Rebuilding a Childhood Math Game: The Cheops Pyramid

Blog post #30


A glowing Cheops-style math pyramid with numbered rooms and a numpad for solving problems.

I’ve always loved math. Not in the quiet, dutiful way — in the I want to beat the thing that wasn’t meant for me yet way.

There was a math game I played in elementary school, maybe 5th or 6th grade. It was called the Cheops Pyramid, and it was built for high school students. That detail mattered enormously to us. We knew the gap we were trying to close. When our class finally beat it — with a little help from our teacher, who told us what Acarus was in Latin when we got stuck — the pride was enormous. We weren’t supposed to win. We won anyway.


What I built

Tonight I sat down and rebuilt it. A modern interpretation of the Cheops Pyramid.

It started as a 10-room demo. Then it became 40 rooms. That’s how these things go.

The project pulls in three directions simultaneously, and I haven’t fully resolved the tension between them:

  • Faithful to memory — I want it to feel like the original. The progression, the difficulty curve, the sense that you’re climbing something real.
  • Modern interpretation — Updated visuals, better UX, runs in a browser. The feel of the numpad on the right side of a keyboard is part of the original experience I want to preserve.
  • Accessible to my 8-year-old daughter — A simplified mode that keeps the spirit without the high-school math.
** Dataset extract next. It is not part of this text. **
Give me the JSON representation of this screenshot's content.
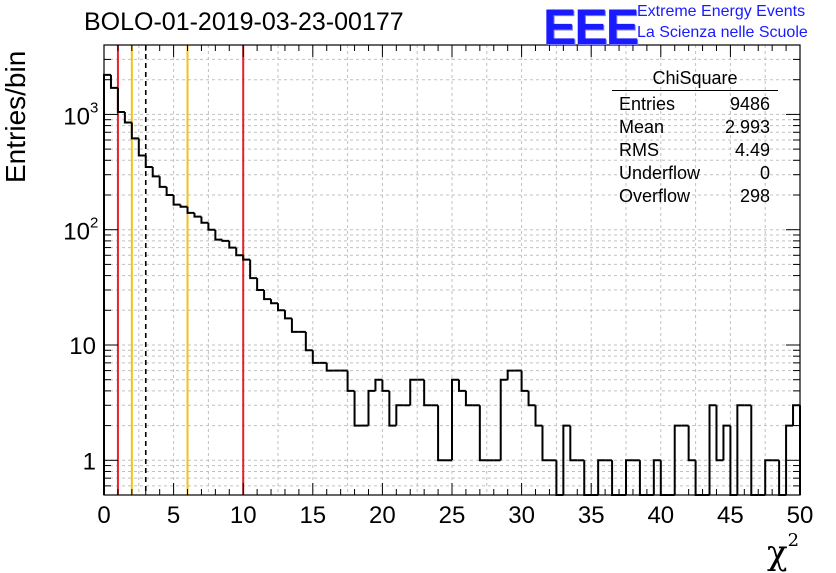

These three versions of the game are in tension. What’s the right difficulty for the main mode? What gets stripped for the kids’ mode? Where does modern polish stop being an improvement and start being a different game?

What I’m proud of

I built a speed mode — a way to run through all the rooms quickly to get a feel for the difficulty curve across the whole game. It’s been invaluable for level design.

The thing I’m most proud of, though, is the level-builder file. It gives a clean overview of the entire 40-room structure: what math concept is in each room, what the difficulty progression looks like, what’s been tested and what hasn’t. It makes it possible to actually talk about level design as a design problem rather than just poking around in code.

What’s still open

The three modes need a decision. Not just implementation — a design decision. What is this game, exactly? A nostalgia project? A kids’ math app? A product?

If it’s a product: App Store, or desktop-focused? The numpad experience is part of the soul of the original. Touch screens don’t have that. A desktop app preserves it. But distribution is a different conversation entirely.

I don’t have an answer yet. But I like where the question has landed.